Комната Гордона. Джэнет ворочается на кровати. Хардинг, за ним Ричард и Мэри. Хардинг подходит к Джэнет и присаживается на кровать. Он откидывает простыни, прислушивается к ее дыханию. Потом покрывает ее снова и качает головой. Встает с кровати. Гордон задает ему немой вопрос.
Хардинг. Сомнения нет. А ведь этого можно было избежать. Подумать только! Остался всего один невыясненный вопрос. Но я не могу раздобыть даже йоду — даже йоду! Торговли больше нет, достать ничего нельзя. Война продолжается. Эта чума продолжается — и с нею не борются, она хуже войн, которые породили ее!
Гордон. Неужели ничем нельзя облегчить ее положение?
Хардинг. Ничем. Не осталось ничего, чем можно было бы облегчить чье бы то ни было положение. Война — это искусство сеять нищету и бедствия. Помнится, еще студентом-медиком я беседовал с неким Кэбэлом о предотвращении войн. Об исследованиях, которые я произведу, и о зле, которое я буду исцелять.
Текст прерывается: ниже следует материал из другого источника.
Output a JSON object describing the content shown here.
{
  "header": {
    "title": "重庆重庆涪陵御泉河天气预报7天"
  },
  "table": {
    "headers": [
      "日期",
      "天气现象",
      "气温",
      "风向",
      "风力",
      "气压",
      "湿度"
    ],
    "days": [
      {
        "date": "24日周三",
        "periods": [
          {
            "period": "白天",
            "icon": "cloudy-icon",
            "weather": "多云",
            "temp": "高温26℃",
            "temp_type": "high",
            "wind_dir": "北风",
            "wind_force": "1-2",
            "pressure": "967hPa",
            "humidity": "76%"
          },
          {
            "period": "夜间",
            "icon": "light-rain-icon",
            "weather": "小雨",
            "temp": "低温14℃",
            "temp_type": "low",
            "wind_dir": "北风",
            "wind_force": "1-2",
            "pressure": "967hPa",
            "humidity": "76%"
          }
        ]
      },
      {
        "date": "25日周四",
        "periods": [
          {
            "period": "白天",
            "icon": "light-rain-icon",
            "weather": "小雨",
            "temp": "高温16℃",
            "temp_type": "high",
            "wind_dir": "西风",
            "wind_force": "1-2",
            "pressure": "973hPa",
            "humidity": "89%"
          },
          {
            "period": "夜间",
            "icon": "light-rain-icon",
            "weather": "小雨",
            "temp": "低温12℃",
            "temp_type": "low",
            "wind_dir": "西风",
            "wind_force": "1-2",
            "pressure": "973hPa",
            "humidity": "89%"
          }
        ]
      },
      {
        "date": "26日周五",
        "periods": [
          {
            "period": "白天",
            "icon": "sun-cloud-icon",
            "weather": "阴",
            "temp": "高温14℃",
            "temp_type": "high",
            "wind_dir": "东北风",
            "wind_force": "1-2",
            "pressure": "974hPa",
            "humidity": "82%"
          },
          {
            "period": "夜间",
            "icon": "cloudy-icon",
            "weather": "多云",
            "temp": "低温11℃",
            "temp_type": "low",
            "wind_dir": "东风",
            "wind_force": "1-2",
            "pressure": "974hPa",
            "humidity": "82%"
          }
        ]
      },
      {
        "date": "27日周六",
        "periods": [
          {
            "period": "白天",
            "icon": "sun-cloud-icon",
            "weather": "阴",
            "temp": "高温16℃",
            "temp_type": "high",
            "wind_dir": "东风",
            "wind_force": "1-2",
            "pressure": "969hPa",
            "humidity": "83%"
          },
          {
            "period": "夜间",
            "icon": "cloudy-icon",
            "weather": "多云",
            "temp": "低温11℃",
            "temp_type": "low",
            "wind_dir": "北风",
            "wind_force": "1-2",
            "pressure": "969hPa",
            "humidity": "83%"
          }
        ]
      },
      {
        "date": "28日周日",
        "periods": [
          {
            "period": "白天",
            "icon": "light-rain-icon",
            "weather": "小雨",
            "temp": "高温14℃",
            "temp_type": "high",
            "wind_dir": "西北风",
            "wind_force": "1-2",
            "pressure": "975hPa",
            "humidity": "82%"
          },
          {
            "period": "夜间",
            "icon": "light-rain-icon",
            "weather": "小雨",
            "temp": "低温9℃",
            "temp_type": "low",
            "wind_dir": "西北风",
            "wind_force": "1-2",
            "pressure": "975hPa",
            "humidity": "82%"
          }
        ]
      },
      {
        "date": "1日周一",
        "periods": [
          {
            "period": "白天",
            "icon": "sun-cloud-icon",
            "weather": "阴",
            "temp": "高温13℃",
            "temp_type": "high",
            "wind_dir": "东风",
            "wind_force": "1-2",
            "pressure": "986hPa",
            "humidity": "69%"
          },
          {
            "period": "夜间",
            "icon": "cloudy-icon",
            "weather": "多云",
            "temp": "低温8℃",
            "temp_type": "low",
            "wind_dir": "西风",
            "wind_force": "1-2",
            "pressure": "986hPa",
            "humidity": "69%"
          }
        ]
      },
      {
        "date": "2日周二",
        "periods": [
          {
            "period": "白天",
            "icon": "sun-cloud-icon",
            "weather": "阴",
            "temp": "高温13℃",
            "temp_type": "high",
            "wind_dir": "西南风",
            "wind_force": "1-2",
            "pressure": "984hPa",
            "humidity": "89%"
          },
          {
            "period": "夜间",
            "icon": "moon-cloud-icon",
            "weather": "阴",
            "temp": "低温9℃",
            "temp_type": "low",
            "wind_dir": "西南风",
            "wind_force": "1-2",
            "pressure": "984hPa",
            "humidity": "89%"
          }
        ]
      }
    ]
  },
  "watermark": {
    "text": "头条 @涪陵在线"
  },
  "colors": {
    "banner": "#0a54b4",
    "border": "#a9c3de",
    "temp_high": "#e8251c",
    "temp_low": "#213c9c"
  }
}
Бог мой!
Хардинг поворачивается к дверям и уходит.
Снова разрушенная и пустынная Площадь. Хардинг пересекает ее, с отчаянием возвращаясь в свою лабораторию.
Комната Гордона. Мэри и Гордон сидят. Атмосфера безнадежности. Оба не сводят глаз с кровати. Джэнет встает. Лицо ее теперь призрачно-бледно, глаза остекленевшие. Она идет по направлению к ним и к аппарату; Мэри и Гордон уставились на нее в ужасе, она проходит мимо них. Лицо ее приближается до размеров крупного плана. Она выходит из комнаты. После секунды колебания Гордон поднимается и спешит вслед за сестрой. Мэри делает несколько шагов, потом садится.
Площадь. Джэнет бродит по ней. Гордон нагоняет ее и пытается взять за руку, но она отталкивает его. Они направляются к толпе, обступившей доску с извещениями перед Ратушей. Толпа разбегается в паническом страхе.
Джэнет и Гордон идут к часовому. Часовой поднимает винтовку.
Гордон заслоняет Джэнет своим телом. Часовому:
— Нет! Не стреляйте, я уведу ее из города!
Часовой колеблется. Джэнет уходит из кадра. Гордон колеблется между нею и часовым и затем следует за нею. Часовой поворачивается им вслед, все еще не решаясь.
Джэнет и Гордон бредут по развалинам Эвритауна. Она впереди, мечется бесцельно, лихорадочно. Он следует за нею. Так мы совершаем экскурсию по Эвритауну в период его полного, окончательного упадка. Мертвый город. От них убегают крысы, отощавшие собаки.